I reached the sleepy hamlet of Kylland quite quickly. It was nestled in the spruce forest where fields had been cleared. While it was basking in the sun the bare birch trees were still thick with days of white haar frost.

Just beyond was a turning up to a ski centre. Judging by the number of cars returning from the New Year break with skis on the roof it bode well that there was snow in them hills.

Then I arrived at the lake, white and frozen to a depth of 10 cm. It stretched away to the north and at the far end basking in the sun was the village of Aseral. With the craggy pine covered slopes on each side it looked very picturesque.

It was a good hours walk beside the lake to the village. En route Erik, who was also doing the trip stopped. I met him on Day 1 also. He was in a car returning to Vigeland to start walking having dumped his sledge in Ljosland The trolley he was pulling his sledge on broke. He was a young happy good natured chap.

Aseral more than made up for the disappointment of Steindal. It had a shop with post office and a nice kro, or upmarket café. The very nice lady who ran the café had a small cabin on the forest fringe on the outskirts of the village. And she would let me stay for a song.

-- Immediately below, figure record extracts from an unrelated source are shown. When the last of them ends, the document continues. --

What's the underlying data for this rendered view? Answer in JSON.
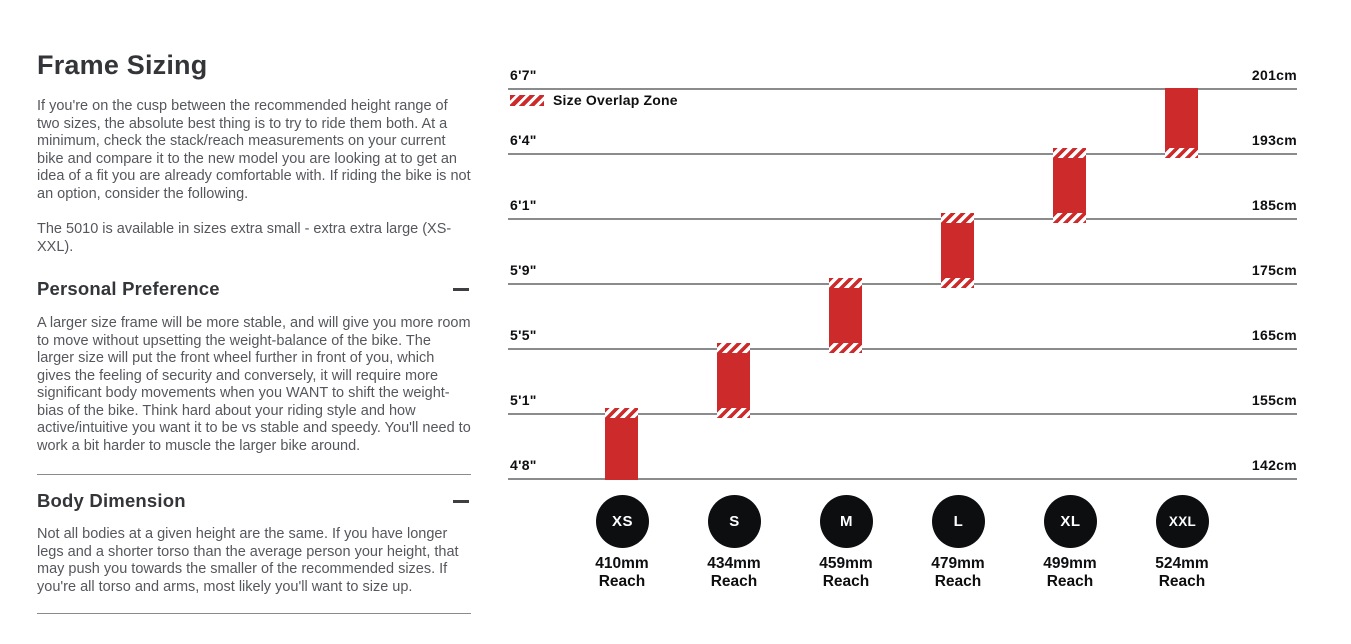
{
  "page": {
    "title": "Frame Sizing",
    "intro": "If you're on the cusp between the recommended height range of two sizes, the absolute best thing is to try to ride them both. At a minimum, check the stack/reach measurements on your current bike and compare it to the new model you are looking at to get an idea of a fit you are already comfortable with. If riding the bike is not an option, consider the following.",
    "availability": "The 5010 is available in sizes extra small - extra extra large (XS-XXL).",
    "sections": [
      {
        "heading": "Personal Preference",
        "state": "expanded",
        "toggle_icon": "minus",
        "body": "A larger size frame will be more stable, and will give you more room to move without upsetting the weight-balance of the bike. The larger size will put the front wheel further in front of you, which gives the feeling of security and conversely, it will require more significant body movements when you WANT to shift the weight-bias of the bike. Think hard about your riding style and how active/intuitive you want it to be vs stable and speedy. You'll need to work a bit harder to muscle the larger bike around."
      },
      {
        "heading": "Body Dimension",
        "state": "expanded",
        "toggle_icon": "minus",
        "body": "Not all bodies at a given height are the same. If you have longer legs and a shorter torso than the average person your height, that may push you towards the smaller of the recommended sizes. If you're all torso and arms, most likely you'll want to size up."
      }
    ]
  },
  "chart_data": {
    "type": "bar",
    "subtype": "floating-height-ranges",
    "title": "",
    "legend": {
      "label": "Size Overlap Zone",
      "swatch": "red-diagonal-hatch",
      "position": "top-left"
    },
    "colors": {
      "bar_red": "#cd2b2b",
      "gridline_gray": "#8a8b8d",
      "circle_black": "#0d0e10",
      "text_black": "#0e0f11"
    },
    "grid": "horizontal-lines-only",
    "ylim_cm": [
      142,
      201
    ],
    "gridlines": [
      {
        "ft": "6'7\"",
        "cm_label": "201cm",
        "cm": 201
      },
      {
        "ft": "6'4\"",
        "cm_label": "193cm",
        "cm": 193
      },
      {
        "ft": "6'1\"",
        "cm_label": "185cm",
        "cm": 185
      },
      {
        "ft": "5'9\"",
        "cm_label": "175cm",
        "cm": 175
      },
      {
        "ft": "5'5\"",
        "cm_label": "165cm",
        "cm": 165
      },
      {
        "ft": "5'1\"",
        "cm_label": "155cm",
        "cm": 155
      },
      {
        "ft": "4'8\"",
        "cm_label": "142cm",
        "cm": 142
      }
    ],
    "sizes": [
      {
        "label": "XS",
        "reach": "410mm",
        "reach_caption": "Reach",
        "reach_mm": 410,
        "range_cm": [
          142,
          155
        ],
        "overlap_top": true,
        "overlap_bottom": false
      },
      {
        "label": "S",
        "reach": "434mm",
        "reach_caption": "Reach",
        "reach_mm": 434,
        "range_cm": [
          155,
          165
        ],
        "overlap_top": true,
        "overlap_bottom": true
      },
      {
        "label": "M",
        "reach": "459mm",
        "reach_caption": "Reach",
        "reach_mm": 459,
        "range_cm": [
          165,
          175
        ],
        "overlap_top": true,
        "overlap_bottom": true
      },
      {
        "label": "L",
        "reach": "479mm",
        "reach_caption": "Reach",
        "reach_mm": 479,
        "range_cm": [
          175,
          185
        ],
        "overlap_top": true,
        "overlap_bottom": true
      },
      {
        "label": "XL",
        "reach": "499mm",
        "reach_caption": "Reach",
        "reach_mm": 499,
        "range_cm": [
          185,
          193
        ],
        "overlap_top": true,
        "overlap_bottom": true
      },
      {
        "label": "XXL",
        "reach": "524mm",
        "reach_caption": "Reach",
        "reach_mm": 524,
        "range_cm": [
          193,
          201
        ],
        "overlap_top": false,
        "overlap_bottom": true
      }
    ]
  }
}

I walked to the cabin. It was idyllic but very cold. I soon got a fire going and lit some candles. Within an hour it was cosy.

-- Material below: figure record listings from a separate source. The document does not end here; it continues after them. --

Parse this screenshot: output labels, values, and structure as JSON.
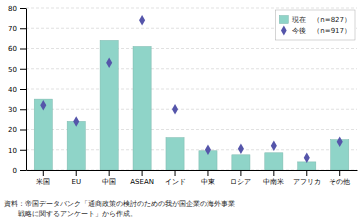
{
  "chart_data": {
    "type": "bar",
    "categories": [
      "米国",
      "EU",
      "中国",
      "ASEAN",
      "インド",
      "中東",
      "ロシア",
      "中南米",
      "アフリカ",
      "その他"
    ],
    "series": [
      {
        "name": "現在　（n=827）",
        "type": "bar",
        "color": "#8fd4c8",
        "values": [
          35,
          24,
          64,
          61,
          16,
          9.5,
          7.5,
          8.5,
          4,
          15
        ]
      },
      {
        "name": "今後　（n=917）",
        "type": "scatter",
        "marker": "diamond",
        "color": "#5555aa",
        "values": [
          32,
          24,
          53,
          74,
          30,
          10,
          10.5,
          12,
          6,
          14
        ]
      }
    ],
    "ylim": [
      0,
      80
    ],
    "yticks": [
      0,
      10,
      20,
      30,
      40,
      50,
      60,
      70,
      80
    ],
    "grid": true,
    "legend": "upper right",
    "annotations": [
      "資料：帝国データバンク「通商政策の検討のための我が国企業の海外事業",
      "　　戦略に関するアンケート」から作成。"
    ]
  }
}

I sorted my stuff out and ditched a good half kilo of rucksack irrelevance and my indoor shoes. Then I separated the kilo of maps into two piles one to keep and one to post to Finse, about 3 weeks ahead. Then I bundled all the laptop and accessories and headed off to the post office. I must have burnt or posted a good 4 kilos. Hopefully these 4 kilos would be the proverbial straw.

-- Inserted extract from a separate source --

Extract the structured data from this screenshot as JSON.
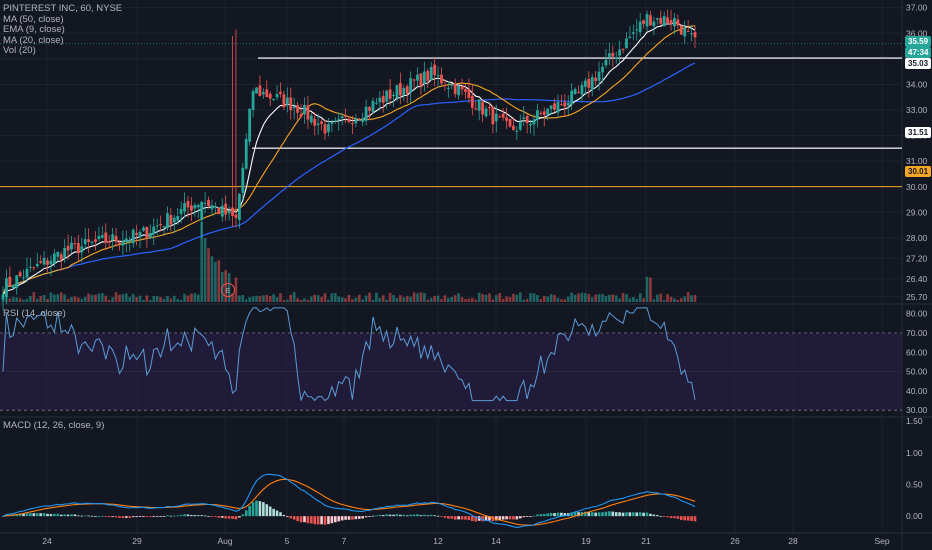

After posting I returned to the kro to gorge myself on fried meat before returning to the cabin. It was cold as I walked home, about minus 13. The cabin was warm and welcoming.

It had been another good day. The weather was crisp and cold, the views improving and to top the lot a night in a lovely log cabin. I retired early looking forward to my lighter rucksack for the last of the icy asphalt to Ljosland.

Day 4. Ytre Oydna to Steindal

Sunday, January 4th, 2009

Distance 19km | Time 5.5hrs | Ascent 240m | Descent 170m

I had a late start as I just wanted to walk the 17 km to Steindal. It looked like a large village on the map and I was hoping it would have a post office. I had decided to post the laptop back to Oslo.

If I decide to use a sled after Roros, in effort the halfway point, I might include it again. Otherwise it will join me on the kayak trip from May. In the meantime I will just have to make pictureless posts via my phone when mobile coverage allows. The map however, will continue to be updated every day via satellite.

There was a dusting of snow covering the tent in the morning. As I walked up the road past Ovre Oydnavatn lake flurries of snow came and went. It was getting more wintery. However, before long the sun was out again and the skies cleared and the temperature dropped.

I made easy time to the dormant village of Byremo past a very pretty hamlet beside the white frozen lake. I did not stop here but continued up the quiet snow covered road pushing to get to Steindal to camp nearby.

Steindal however was a major disappointment. It was a small hamlet with no facilities. There would be no coffee or chocolate, let alone a post office. Before I knew it I was through.

It was getting on a bit now and as I headed further north I started to look for campsites as I did not want to be caught in falling temperatures. 2km north of Steindal I spotted a potential site in mature spruce beside the river. After leaving the road and heading through the forest with my skis catching on all the lower branches I reached the spot.

Lo and behold at the spot was a small rustic workers cabin. A few of the windows were broken but it was open and on a side wall was a stove. I patched the windows with plastic and soon had a roaring fire going. I collected water from the river and settled down to a warm cosy evening. It was the first time I had been inside this trip and probably the first time I was above freezing point.

It was a very good ending to a good day. Hopefully the next village, Aseral, would have a post office so I could return some things to Oslo. Aseral was now a mere 16 km further north.